Faculty Approve Pre-Registration Plan
Issue   |   Wed, 11/11/2015 - 01:45

The faculty voted on Nov. 3 to approve a pilot program that will extend the pre-registration process to four weeks. The motion to approve the program passed with a vote of 57 in favor, 46 against and eight abstaining.

The pilot program will be implemented by the registrar’s office and will be in place for pre-registration next spring semester.

Under the new system, the first two weeks of pre-registration will be the same, beginning with advising period in the first week. The first round of pre-registration will take place the following week, during which students can register for classes and caps will not be enforced. The third week is reserved for “roster management,” in which class rosters can be cut down to size by the registrar, and students will be informed if they are dropped.

The final week will be a second round of pre-registration, to give students another opportunity to select courses. Caps can be enforced in this second round. However, as long as students meet prerequisites and attend the first day of class, and unless unforeseen circumstances arise such as lack of classroom space, their enrollment in their courses is fully guaranteed.

The new plan is intended to reduce the stress of add/drop week for students.

“An involuntary removal from a course that you thought you were going to take — we’re going to try to make those fewer, because those are the ones that have ramifications,” said David Hall, professor of physics and chair of the faculty’s Committee on Educational Policy. “You’re all signed up for your courses, but then there’s one you thought you were getting into, that suddenly, you didn’t. And that can have a cascade effect on all your other courses.”

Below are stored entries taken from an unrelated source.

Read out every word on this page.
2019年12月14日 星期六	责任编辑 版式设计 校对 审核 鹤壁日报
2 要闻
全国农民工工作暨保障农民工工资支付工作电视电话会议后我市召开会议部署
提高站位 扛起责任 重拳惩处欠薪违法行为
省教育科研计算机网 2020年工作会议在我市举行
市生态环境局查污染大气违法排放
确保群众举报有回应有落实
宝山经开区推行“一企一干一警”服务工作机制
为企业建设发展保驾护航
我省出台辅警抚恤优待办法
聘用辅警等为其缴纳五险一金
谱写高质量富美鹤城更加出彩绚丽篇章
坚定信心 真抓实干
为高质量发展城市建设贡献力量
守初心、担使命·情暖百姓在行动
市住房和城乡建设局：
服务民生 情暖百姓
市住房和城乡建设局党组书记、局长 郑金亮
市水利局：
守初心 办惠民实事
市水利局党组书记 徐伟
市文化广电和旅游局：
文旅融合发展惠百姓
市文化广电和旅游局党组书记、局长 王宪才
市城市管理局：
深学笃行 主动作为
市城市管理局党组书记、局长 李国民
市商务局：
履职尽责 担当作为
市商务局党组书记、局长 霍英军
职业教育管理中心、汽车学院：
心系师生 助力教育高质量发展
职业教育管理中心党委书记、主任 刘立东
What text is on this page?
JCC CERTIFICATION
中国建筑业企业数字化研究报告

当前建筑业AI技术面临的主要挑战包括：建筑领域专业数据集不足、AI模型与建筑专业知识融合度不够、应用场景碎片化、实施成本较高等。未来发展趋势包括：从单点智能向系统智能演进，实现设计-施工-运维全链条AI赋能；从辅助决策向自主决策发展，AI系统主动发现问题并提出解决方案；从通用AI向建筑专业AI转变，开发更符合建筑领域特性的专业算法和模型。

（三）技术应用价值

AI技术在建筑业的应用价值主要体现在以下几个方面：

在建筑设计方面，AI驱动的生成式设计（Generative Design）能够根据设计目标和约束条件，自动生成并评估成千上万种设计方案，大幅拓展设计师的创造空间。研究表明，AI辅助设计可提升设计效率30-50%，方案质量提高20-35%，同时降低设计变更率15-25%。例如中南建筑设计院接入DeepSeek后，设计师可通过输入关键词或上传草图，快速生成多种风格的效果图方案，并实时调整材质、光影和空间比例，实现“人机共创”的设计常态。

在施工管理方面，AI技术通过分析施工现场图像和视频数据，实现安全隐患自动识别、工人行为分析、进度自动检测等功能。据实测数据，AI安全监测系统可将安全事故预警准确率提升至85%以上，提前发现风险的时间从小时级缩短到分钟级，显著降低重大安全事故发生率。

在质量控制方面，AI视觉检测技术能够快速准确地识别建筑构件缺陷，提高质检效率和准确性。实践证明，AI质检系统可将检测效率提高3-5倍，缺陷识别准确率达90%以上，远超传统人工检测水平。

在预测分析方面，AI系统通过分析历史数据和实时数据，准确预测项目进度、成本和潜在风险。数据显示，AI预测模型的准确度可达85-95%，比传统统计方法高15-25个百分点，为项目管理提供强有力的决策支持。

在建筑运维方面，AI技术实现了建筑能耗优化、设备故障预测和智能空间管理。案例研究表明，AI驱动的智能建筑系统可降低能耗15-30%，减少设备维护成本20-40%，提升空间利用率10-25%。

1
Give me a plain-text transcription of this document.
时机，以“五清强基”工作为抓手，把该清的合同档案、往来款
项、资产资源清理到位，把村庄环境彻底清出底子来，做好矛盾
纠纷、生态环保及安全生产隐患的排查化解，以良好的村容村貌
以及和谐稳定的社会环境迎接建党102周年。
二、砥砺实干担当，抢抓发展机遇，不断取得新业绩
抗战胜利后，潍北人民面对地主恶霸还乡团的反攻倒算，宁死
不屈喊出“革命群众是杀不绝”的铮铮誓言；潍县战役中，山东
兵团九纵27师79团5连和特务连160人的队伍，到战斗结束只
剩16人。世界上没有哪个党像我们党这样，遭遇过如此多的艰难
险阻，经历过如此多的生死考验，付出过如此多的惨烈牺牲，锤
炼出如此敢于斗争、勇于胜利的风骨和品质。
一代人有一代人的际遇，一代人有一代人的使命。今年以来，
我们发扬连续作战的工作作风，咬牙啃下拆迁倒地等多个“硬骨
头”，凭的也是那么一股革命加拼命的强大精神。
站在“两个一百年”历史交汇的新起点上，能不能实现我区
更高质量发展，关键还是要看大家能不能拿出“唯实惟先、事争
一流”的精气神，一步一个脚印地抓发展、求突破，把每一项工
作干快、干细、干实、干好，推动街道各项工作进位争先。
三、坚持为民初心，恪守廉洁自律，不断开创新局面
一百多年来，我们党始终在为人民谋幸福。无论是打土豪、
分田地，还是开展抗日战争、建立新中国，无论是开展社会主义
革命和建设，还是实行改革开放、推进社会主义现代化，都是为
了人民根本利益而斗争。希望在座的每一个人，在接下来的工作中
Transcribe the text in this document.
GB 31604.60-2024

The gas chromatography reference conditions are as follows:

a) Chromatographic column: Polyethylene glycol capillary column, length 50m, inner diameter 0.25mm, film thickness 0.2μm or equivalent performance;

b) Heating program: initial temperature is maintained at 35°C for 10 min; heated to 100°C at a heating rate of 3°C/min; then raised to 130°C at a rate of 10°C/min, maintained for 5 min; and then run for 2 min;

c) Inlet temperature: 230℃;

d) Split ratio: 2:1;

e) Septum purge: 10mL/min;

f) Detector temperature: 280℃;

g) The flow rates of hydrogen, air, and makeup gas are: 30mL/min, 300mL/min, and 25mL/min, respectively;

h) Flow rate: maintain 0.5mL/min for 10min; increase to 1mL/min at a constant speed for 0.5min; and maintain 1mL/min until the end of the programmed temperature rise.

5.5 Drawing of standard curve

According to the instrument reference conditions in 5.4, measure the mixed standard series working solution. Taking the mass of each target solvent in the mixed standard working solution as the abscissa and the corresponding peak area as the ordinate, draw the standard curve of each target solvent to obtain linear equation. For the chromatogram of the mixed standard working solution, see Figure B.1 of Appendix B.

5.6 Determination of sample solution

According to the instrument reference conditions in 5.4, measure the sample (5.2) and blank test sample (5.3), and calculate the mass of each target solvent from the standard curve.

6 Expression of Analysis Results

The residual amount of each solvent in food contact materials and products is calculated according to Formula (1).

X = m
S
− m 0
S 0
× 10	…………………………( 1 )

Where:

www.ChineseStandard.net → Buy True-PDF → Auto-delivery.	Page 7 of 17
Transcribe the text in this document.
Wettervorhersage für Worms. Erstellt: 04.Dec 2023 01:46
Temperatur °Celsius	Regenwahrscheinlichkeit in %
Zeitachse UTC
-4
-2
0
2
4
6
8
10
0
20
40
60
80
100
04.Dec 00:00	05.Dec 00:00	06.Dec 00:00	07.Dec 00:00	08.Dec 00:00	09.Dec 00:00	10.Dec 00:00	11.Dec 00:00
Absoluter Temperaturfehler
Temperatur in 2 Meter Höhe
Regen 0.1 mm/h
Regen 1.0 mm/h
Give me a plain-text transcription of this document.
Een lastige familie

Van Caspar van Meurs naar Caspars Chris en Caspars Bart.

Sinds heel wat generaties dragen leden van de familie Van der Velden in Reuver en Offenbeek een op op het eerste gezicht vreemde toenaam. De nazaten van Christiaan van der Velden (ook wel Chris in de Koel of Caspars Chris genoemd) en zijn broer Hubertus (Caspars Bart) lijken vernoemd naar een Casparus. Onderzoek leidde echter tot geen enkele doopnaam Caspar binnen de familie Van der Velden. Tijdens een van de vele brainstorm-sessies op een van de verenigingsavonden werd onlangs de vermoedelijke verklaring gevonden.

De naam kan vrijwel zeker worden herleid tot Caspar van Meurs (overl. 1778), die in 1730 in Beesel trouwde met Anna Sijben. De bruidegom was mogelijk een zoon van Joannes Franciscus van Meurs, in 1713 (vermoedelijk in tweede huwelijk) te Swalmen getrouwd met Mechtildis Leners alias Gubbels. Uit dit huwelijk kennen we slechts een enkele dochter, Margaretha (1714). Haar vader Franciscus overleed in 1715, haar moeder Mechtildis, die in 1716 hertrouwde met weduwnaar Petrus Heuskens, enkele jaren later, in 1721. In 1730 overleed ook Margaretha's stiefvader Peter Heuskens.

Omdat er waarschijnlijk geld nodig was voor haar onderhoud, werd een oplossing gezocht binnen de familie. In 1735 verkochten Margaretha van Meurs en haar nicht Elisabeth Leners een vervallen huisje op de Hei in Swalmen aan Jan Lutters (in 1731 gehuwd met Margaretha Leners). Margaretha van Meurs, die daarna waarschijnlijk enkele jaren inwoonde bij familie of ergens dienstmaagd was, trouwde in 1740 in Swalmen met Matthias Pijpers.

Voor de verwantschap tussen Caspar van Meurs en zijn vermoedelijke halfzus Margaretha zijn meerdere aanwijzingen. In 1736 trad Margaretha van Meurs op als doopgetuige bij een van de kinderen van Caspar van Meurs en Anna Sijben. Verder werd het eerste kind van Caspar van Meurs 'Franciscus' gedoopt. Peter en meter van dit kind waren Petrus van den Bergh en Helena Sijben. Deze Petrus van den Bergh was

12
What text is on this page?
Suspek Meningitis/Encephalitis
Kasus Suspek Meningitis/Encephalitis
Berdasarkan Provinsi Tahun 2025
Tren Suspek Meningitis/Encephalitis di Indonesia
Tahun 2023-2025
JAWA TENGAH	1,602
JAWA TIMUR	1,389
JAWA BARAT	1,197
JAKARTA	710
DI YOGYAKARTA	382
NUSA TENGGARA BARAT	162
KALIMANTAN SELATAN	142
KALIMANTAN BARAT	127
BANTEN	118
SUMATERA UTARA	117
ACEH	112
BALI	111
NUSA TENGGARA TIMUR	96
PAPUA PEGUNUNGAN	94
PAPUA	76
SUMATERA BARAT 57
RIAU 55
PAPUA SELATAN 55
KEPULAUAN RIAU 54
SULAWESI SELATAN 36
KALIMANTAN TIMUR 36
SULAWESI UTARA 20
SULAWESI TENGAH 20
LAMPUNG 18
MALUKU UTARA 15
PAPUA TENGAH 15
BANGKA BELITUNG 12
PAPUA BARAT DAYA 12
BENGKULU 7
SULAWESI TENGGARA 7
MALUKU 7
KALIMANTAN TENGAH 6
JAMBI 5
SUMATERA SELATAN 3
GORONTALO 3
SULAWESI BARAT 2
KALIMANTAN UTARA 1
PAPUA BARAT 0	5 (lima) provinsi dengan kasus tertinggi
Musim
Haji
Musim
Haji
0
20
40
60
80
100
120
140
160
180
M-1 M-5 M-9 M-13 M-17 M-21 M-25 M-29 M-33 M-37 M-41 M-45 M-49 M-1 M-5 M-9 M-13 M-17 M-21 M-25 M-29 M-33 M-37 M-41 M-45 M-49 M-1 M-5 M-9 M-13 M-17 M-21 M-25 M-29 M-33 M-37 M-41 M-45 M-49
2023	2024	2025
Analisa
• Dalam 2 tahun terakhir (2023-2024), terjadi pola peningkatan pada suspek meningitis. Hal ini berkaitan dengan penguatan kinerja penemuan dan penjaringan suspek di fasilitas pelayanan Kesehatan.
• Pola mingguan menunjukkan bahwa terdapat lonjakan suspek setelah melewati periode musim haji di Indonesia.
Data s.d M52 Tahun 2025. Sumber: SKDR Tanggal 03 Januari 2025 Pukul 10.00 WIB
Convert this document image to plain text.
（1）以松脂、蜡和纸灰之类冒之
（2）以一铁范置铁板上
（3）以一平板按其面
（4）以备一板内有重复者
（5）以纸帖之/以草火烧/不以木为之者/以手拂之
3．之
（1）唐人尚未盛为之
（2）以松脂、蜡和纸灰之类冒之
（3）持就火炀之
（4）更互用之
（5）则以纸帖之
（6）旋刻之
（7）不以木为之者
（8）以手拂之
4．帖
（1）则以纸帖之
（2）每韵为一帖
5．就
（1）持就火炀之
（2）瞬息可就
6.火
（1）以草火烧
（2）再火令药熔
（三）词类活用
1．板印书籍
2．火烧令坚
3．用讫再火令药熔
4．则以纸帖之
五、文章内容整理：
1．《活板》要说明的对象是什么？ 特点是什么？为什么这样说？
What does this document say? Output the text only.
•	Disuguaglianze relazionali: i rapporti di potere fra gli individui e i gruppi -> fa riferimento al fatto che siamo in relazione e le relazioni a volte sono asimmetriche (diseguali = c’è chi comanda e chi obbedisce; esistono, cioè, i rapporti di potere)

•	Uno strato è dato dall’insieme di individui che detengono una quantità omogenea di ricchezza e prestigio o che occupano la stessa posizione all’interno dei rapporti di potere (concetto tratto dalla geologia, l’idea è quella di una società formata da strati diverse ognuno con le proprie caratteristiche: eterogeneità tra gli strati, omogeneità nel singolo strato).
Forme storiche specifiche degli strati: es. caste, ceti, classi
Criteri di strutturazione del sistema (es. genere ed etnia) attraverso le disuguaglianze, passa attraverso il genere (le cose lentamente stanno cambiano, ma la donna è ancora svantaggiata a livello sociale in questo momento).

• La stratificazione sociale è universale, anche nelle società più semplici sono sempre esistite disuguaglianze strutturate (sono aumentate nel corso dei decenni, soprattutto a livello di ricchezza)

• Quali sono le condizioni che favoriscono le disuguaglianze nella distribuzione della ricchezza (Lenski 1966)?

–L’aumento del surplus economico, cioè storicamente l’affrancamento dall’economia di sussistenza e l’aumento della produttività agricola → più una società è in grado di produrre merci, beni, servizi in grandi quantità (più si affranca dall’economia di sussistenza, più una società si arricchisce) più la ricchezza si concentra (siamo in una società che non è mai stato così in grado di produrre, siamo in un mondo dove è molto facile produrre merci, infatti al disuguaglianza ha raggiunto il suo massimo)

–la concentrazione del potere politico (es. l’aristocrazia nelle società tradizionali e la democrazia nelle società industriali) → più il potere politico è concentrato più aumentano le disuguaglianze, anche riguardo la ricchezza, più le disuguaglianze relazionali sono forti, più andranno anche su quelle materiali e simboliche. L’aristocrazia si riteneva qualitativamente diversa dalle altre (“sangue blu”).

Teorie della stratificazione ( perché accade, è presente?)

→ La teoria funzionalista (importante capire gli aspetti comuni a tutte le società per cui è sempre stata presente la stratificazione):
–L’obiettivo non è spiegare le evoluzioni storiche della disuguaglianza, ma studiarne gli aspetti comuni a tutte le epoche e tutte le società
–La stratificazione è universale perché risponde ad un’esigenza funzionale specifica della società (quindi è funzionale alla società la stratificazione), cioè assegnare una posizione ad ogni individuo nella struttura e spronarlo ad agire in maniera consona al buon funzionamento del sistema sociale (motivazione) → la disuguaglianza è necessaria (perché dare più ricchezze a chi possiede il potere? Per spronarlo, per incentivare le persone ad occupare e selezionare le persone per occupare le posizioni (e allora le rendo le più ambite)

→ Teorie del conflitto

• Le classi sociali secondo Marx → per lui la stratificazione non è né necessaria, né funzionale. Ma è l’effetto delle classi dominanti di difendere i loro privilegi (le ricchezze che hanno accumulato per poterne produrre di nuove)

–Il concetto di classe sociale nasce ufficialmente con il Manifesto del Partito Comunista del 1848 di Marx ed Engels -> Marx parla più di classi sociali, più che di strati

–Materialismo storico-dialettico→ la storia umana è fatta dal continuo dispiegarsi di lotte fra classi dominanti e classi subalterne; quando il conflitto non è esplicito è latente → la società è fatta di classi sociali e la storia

The program also aims to fix problems that faculty face under the current system.

“You don’t know until two weeks in, who is in your course,” said Adam Honig, professor of economics and former chair of the Committee on Educational Policy. “You can have a problem set due the second week of class, and a lot of the students haven’t even attended class yet. It makes it harder to teach.”

Honig served as chair of the committee until the end of last year. He oversaw the committee’s revisions of the proposal and pushed to present it to the whole faculty.

One provision of the system offers faculty the option of requiring instructor permission for their courses. If they choose this designation, students will not be fully guaranteed enrollment in the course in the second round of registration. According to Hall, pre-registration for a course that is designated for instructor permission will be essentially similar to the current system. The provision will essentially be an opt-out clause for the new program, and is primarily intended to give faculty more time to check the qualifications of registered students.

“The hope was to lose as little faculty autonomy as possible with the change of guaranteeing class spots,” said Sam Keaser ’17E, a student member of the committee. “And I think instructor permission will allow faculty who really value that type of autonomy to not see any change whatsoever in how they do registration.”

Originally presented by registrar Kathleen Kilventon to the committee last fall, the proposal underwent revisions throughout last year and was presented to the faculty in May. The vote was postponed to this semester because discussions had pushed the May meeting over its time limit. This year, the committee worked the instructor permission provision into the proposal before it was presented to the faculty last week.

“I believe the changes from the original proposal make sense,” Kilventon said. “When you are putting together something like this, it is difficult to anticipate all of the possible scenarios.

The feedback received in May helped the Committee on Educational Policy work with those faculty that needed more flexibility than the original proposal offered.”